During his 35-years long career as a director of Riga City gardens, the German garden architect Georg Kuphaldt (1853–1936) was not only acknowledged in Riga, then capital city of Baltic provinces, which was fully greened for the first time under his leadership, but he was a demanded garden specialist also beyond the state borders even as far as Caucasus. After studies in various gardening schools in Germany including in Potsdam, since he took this post in Riga, in 1880, he formed anew several dozens of gardens and reformed the existing ones.
Especially the “unified greenery system” (H. Kanstein) elaborated by him, in which gardens and parks enclose the city like a string of beads, can be evaluated as equal to other green zones in the largest European cities that were formed at that time. Kuphaldt was also the author of Mežaparks that was the first garden town in the Russian Empire. In parallel to his work in Riga and elsewhere in Baltic provinces he had an opportunity to form a flower garden in Winter Palace of St. Petersburg. This was followed by several orders for gardens and parks in residences of the Russian Emperor which consolidated Kuphaldt’s fame within Russia at large.

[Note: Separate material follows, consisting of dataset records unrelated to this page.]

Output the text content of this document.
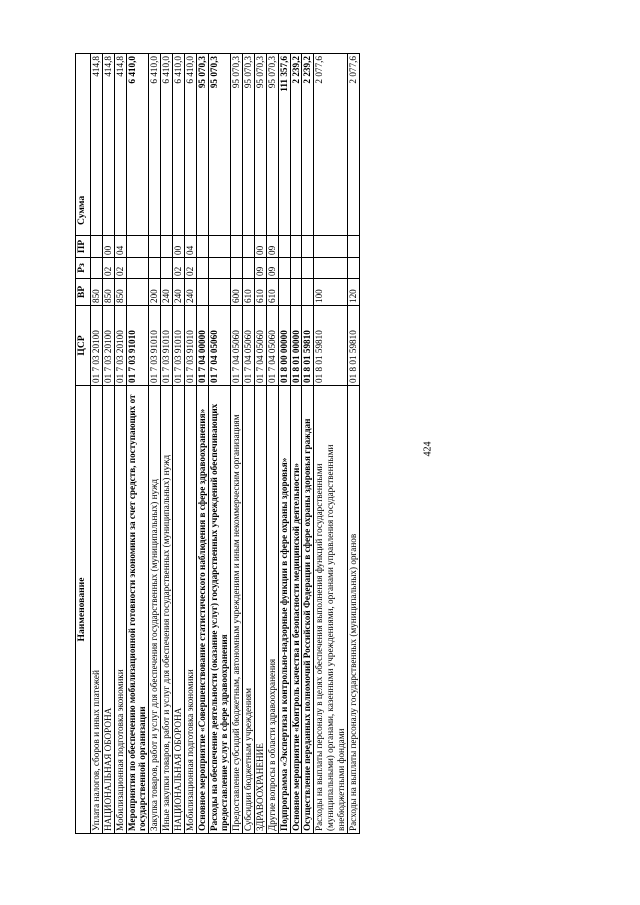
424
Наименование	ЦСР	ВР	Рз	ПР	Сумма
Уплата налогов, сборов и иных платежей	01 7 03 20100	850			414,8
НАЦИОНАЛЬНАЯ ОБОРОНА	01 7 03 20100	850	02	00	414,8
Мобилизационная подготовка экономики	01 7 03 20100	850	02	04	414,8
Мероприятия по обеспечению мобилизационной готовности экономики за счет средств, поступающих от государственной организации	01 7 03 91010				6 410,0
Закупка товаров, работ и услуг для обеспечения государственных (муниципальных) нужд	01 7 03 91010	200			6 410,0
Иные закупки товаров, работ и услуг для обеспечения государственных (муниципальных) нужд	01 7 03 91010	240			6 410,0
НАЦИОНАЛЬНАЯ ОБОРОНА	01 7 03 91010	240	02	00	6 410,0
Мобилизационная подготовка экономики	01 7 03 91010	240	02	04	6 410,0
Основное мероприятие «Совершенствование статистического наблюдения в сфере здравоохранения»	01 7 04 00000				95 070,3
Расходы на обеспечение деятельности (оказание услуг) государственных учреждений обеспечивающих предоставление услуг в сфере здравоохранения	01 7 04 05060				95 070,3
Предоставление субсидий бюджетным, автономным учреждениям и иным некоммерческим организациям	01 7 04 05060	600			95 070,3
Субсидии бюджетным учреждениям	01 7 04 05060	610			95 070,3
ЗДРАВООХРАНЕНИЕ	01 7 04 05060	610	09	00	95 070,3
Другие вопросы в области здравоохранения	01 7 04 05060	610	09	09	95 070,3
Подпрограмма «Экспертиза и контрольно-надзорные функции в сфере охраны здоровья»	01 8 00 00000				111 357,6
Основное мероприятие «Контроль качества и безопасности медицинской деятельности»	01 8 01 00000				2 239,2
Осуществление переданных полномочий Российской Федерации в сфере охраны здоровья граждан	01 8 01 59810				2 239,2
Расходы на выплаты персоналу в целях обеспечения выполнения функций государственными (муниципальными) органами, казенными учреждениями, органами управления государственными внебюджетными фондами	01 8 01 59810	100			2 077,6
Расходы на выплаты персоналу государственных (муниципальных) органов	01 8 01 59810	120			2 077,6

Kuphaldt’s special contribution include acclimatisation of various foreign, exotic plants and trees in the climatic conditions of the Baltic and Russia. The basic features of city gardens and parks formed by Kuphaldt have been preserved in Riga till nowadays, also thanks to his Latvian students and successors. These have become an inalienable part of the city being its most splendid ornament. Kuphaldt’s extensive heritage of written works as well as his autobiography contain rich supplementary material for studies and investigation of his gardening and landscape works.